Tuesday, October 30, 2007
With political will stoked by the recent lead-paint scares in children's toys, Congress is considering significantly expanding the role of the Consumer Product Safety Commission. The Wall Street Journal reports in Congress Weighs Sweeping Overhaul Of Consumer Product Commission, by M.P. McQueen and Christopher Conkey:
Spurred by a spate of scares over the safety of imported goods, Congress is weighing the most significant consumer-safety legislation in a generation -- even as states and nonprofit groups step up their own watchdog efforts.
A bill that would substantially boost fines, add staffers and increase transparency at the embattled Consumer Product Safety Commission is moving through the Senate.
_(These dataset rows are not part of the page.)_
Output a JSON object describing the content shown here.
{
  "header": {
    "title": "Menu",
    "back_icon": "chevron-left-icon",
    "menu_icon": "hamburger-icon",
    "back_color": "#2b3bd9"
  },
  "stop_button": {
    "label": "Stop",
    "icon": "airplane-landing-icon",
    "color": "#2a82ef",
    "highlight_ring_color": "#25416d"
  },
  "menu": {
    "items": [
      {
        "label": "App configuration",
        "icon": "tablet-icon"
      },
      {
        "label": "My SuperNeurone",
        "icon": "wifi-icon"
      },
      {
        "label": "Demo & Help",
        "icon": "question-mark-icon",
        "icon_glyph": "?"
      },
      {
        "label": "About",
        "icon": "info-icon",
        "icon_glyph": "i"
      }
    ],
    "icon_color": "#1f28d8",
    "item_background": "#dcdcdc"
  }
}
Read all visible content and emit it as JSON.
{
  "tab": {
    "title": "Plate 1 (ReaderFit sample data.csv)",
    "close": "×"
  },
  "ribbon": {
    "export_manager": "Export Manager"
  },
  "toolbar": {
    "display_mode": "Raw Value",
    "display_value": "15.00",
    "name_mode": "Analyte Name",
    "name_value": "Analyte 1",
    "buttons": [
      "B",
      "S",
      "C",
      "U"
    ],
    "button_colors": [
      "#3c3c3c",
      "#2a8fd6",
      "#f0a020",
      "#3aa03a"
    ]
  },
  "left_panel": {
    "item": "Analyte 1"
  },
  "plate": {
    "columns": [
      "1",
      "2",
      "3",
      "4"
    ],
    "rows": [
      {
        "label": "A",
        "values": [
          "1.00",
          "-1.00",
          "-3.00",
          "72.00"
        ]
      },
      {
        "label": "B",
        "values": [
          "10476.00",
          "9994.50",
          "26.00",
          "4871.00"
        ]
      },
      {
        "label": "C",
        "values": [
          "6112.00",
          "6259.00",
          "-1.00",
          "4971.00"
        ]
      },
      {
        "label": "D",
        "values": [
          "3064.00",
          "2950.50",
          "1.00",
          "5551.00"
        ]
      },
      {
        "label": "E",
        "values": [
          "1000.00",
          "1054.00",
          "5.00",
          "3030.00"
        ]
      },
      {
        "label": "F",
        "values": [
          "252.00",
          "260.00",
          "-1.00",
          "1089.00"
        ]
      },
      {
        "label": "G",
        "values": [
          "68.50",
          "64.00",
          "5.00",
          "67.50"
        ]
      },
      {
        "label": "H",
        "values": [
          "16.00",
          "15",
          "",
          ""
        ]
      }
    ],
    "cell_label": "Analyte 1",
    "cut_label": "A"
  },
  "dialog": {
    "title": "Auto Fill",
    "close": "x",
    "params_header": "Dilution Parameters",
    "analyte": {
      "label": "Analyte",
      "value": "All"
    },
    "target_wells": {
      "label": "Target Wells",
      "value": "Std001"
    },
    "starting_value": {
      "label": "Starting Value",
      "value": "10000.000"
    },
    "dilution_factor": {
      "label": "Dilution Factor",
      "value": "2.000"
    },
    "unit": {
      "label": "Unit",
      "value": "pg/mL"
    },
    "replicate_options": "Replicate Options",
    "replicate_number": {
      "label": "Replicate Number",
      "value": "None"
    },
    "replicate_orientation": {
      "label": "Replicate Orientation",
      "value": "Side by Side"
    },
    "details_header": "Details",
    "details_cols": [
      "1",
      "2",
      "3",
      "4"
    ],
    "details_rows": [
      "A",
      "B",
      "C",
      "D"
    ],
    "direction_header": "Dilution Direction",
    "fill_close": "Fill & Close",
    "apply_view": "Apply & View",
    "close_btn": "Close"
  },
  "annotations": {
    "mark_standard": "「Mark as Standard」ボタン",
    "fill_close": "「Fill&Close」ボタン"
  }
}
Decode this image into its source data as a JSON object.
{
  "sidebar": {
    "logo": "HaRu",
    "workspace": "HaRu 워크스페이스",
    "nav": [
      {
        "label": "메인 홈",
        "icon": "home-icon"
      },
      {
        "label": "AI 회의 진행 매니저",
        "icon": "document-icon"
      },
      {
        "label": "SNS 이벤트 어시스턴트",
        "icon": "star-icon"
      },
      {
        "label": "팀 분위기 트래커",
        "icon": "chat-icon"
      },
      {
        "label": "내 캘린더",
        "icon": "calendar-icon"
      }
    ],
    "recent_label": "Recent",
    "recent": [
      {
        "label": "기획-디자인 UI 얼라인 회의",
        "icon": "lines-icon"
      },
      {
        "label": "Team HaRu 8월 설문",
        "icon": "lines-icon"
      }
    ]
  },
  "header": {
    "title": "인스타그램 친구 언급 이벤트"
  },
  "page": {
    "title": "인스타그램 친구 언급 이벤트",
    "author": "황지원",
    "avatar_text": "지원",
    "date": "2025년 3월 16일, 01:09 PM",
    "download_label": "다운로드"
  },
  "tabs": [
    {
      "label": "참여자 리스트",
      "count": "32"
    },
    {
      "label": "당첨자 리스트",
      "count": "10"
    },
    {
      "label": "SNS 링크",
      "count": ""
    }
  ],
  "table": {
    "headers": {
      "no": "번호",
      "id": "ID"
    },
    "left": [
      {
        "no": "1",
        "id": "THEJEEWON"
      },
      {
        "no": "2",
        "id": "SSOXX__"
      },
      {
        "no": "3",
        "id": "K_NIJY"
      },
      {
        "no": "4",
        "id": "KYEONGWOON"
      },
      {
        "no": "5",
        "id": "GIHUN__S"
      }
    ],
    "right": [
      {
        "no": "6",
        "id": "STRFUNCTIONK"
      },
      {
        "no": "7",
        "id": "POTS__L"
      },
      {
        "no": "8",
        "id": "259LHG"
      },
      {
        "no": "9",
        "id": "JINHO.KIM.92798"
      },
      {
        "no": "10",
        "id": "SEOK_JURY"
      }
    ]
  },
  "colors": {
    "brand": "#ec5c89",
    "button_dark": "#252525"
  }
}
The moves represent efforts to address what consumer groups and critics widely see as the weakness and inefficiency of the commission, the tiny federal agency charged with regulating at least 15,000 types of consumer products, from toys to all-terrain vehicles to mattresses.
The Senate bill faces industry opposition and other hurdles on Capitol Hill, including conflict with President Bush over the direction of the CPSC. The House has already passed separate legislation. But consumer advocates predict the Democrat-controlled Senate could pass a version by year end. Industry groups say Republicans aren't likely to try to kill the bill, but hope to amend it to change provisions manufacturers find onerous.
Manufacturers and retailers say they will fight some of the bill's provisions, including the increase of fines to a maximum of $100 million from $1.85 million. But their clout has been diminished by a rash of highly publicized recent recalls involving everything from Halloween pails with lead paint to hazardous cribs to toys with small parts that present choking hazards.